Akbar memencet hidungku. "Makasiii, Sayang."

Suamiku malah mencium pipiku membuat wajahku merona seketika. Perlakuannya selalu saja membuatku tersipu. Walaupun kami sudah menikah empat tahun, tapi perhatiannya masih saja menerbangkan anganku.

"Dek, besok aku harus keluar kota. Ada pelatihan bersama staf dari kantor pusat."

"Pelatihan? Pelatihan apa lagi, Mas? Bukannya sudah bulan kemaren?"

"Kasitau gak yaa?"

Aku mengerucutkan bibir dengan niat merajuk. Apalagi yang ingin dia sembunyikan dariku. Wajah jujurnya sama sekali tak bisa membohongiku. Akbar segera menarik lenganku ke dalam dekapannya. Begitu nyaman sampai aku memejamkan mata sejenak sampai dia melepasnya dan menangkup kedua pipiku.

"Insya Allah mas akan naik jabatan."

Sontak saja perkataannya membuatku membolakkan kedua mata dan membuka lebar mulutku. Inilah momen yang paling aku tunggu. Bukan karena faktor ekonomi yang ada di benakku, tapi janji Akbar untuk memiliki buah hati setelah ia naik jabatan.

"Mas serius, 'kan?"

Suamiku hanya tersenyum. "Insya Allah, doakan saja semuanya lancar, Dek."

Spatula di genggamanku, aku acungkan ke atas. Entah bagaimana ekspresi Akbar melihat sifat kekanakanku keluar saat ia melihatku berjingkat senang. Aku malah menjadikan spatula layaknya gitar tanpa senar. Yang kulihat, Akbar malah tertawa melihat tingkahku. Saat aku menyadari sikapku yang berlebihan, aku hanya menutup mulut menyadarinya. Dengan menutup wajah, aku berhambur memeluk suamiku yang langsung didekapnya tubuhku. Lantas, aku mengangkat wajah dan menatap kelopak beningnya lama. Ia membalas tatapanku dengan penuh makna.

"Kita akan segera punya bebi, 'kan Mas?" rengekku manja.

"As your wish, Honey."

Aku memeluknya lagi lebih erat sembari memejamkan mata. Aroma woody dari parfum berkelasnya membuatku merasa nyaman. Dia, selalu saja membuatku bahagia. Tak pernah aku berhenti mengucap syukur pada Tuhan karena memiliki pasangan hidup seperti dirinya seiring tak hentinya aku mendamba dan mencintainya——suamiku——Akbar.

🌿🌿🌿

"Setelah sampai di Jakarta, jangan lupa segera kabari aku ya, Mas?" pintaku.

Beberapa helai pakaian dan perlengkapan Akbar, aku masukkan ke dalam koper besar miliknya. Satu bulan, bukan jangka waktu sebentar. Kenapa harus ada pelatihan kerja sampai selama itu. Mungkin saja hal itu dilakukan perusahaan tempat suamiku bekerja agar dia dan beberapa pegawai seperti Akbar bisa lebih profesional dan punya kinerja yang bagus dalam pekerjaannya.

Setelah semua beres, aku menjatuhkan tubuhku ke atas kasur. Bukan karena lelah diri saja, tapi juga lelah batin yang akan kuhadapi sebentar lagi. Aku akan jauh lama dari suamiku. Benar-benar membuatku murung.

"Kenapa diam aja, Sayang?" tanya Akbar yang duduk di sisi tempat tidur. Aku menoleh padanya dan segera duduk di dekatnya.

"Gimana aku gak sedih, Mas akan jauh lama dari aku."
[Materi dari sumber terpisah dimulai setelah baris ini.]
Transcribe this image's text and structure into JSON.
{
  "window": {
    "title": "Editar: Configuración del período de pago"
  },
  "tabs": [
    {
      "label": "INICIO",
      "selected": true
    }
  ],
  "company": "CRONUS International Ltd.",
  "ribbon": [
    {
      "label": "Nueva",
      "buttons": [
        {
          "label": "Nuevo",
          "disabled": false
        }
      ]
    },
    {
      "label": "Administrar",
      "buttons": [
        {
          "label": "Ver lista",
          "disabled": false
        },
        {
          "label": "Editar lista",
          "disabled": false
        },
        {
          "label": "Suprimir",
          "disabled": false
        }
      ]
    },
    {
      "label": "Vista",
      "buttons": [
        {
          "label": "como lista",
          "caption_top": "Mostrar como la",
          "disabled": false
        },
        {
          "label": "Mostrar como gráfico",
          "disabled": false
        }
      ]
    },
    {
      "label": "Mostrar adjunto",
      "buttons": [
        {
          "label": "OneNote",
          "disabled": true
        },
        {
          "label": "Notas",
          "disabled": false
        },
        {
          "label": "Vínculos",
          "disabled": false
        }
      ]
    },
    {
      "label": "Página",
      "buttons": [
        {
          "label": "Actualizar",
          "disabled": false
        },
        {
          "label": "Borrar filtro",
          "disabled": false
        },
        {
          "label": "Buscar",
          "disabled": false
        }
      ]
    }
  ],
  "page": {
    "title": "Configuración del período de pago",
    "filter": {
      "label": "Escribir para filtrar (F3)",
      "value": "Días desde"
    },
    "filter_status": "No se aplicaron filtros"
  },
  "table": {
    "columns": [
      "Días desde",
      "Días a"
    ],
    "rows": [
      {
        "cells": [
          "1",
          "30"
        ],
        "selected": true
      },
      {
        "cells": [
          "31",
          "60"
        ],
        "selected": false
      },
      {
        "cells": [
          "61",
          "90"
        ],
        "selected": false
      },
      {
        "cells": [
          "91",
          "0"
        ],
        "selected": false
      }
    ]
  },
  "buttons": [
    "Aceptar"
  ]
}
Akbar mengusap rambutku yang terurai. "Sabar ya, Dek. Ini juga buat masa depan kita dan anak-anak kita kelak. Setelah ini, kita gak akan jauh lagi." Aku hanya mengangguk dan tersenyum tipis.

"Setelah kita punya modal cukup, aku akan resign dari perusahaan. Beginilah kerja pada orang, apapun harus nurut. Kalo modalnya sudah cukup, kita wirausaha saja."

"Aku setuju soal itu, Mas. Wirausaha itu solusi terbaik biar tiap pasangan gak perlu jauh-jauh."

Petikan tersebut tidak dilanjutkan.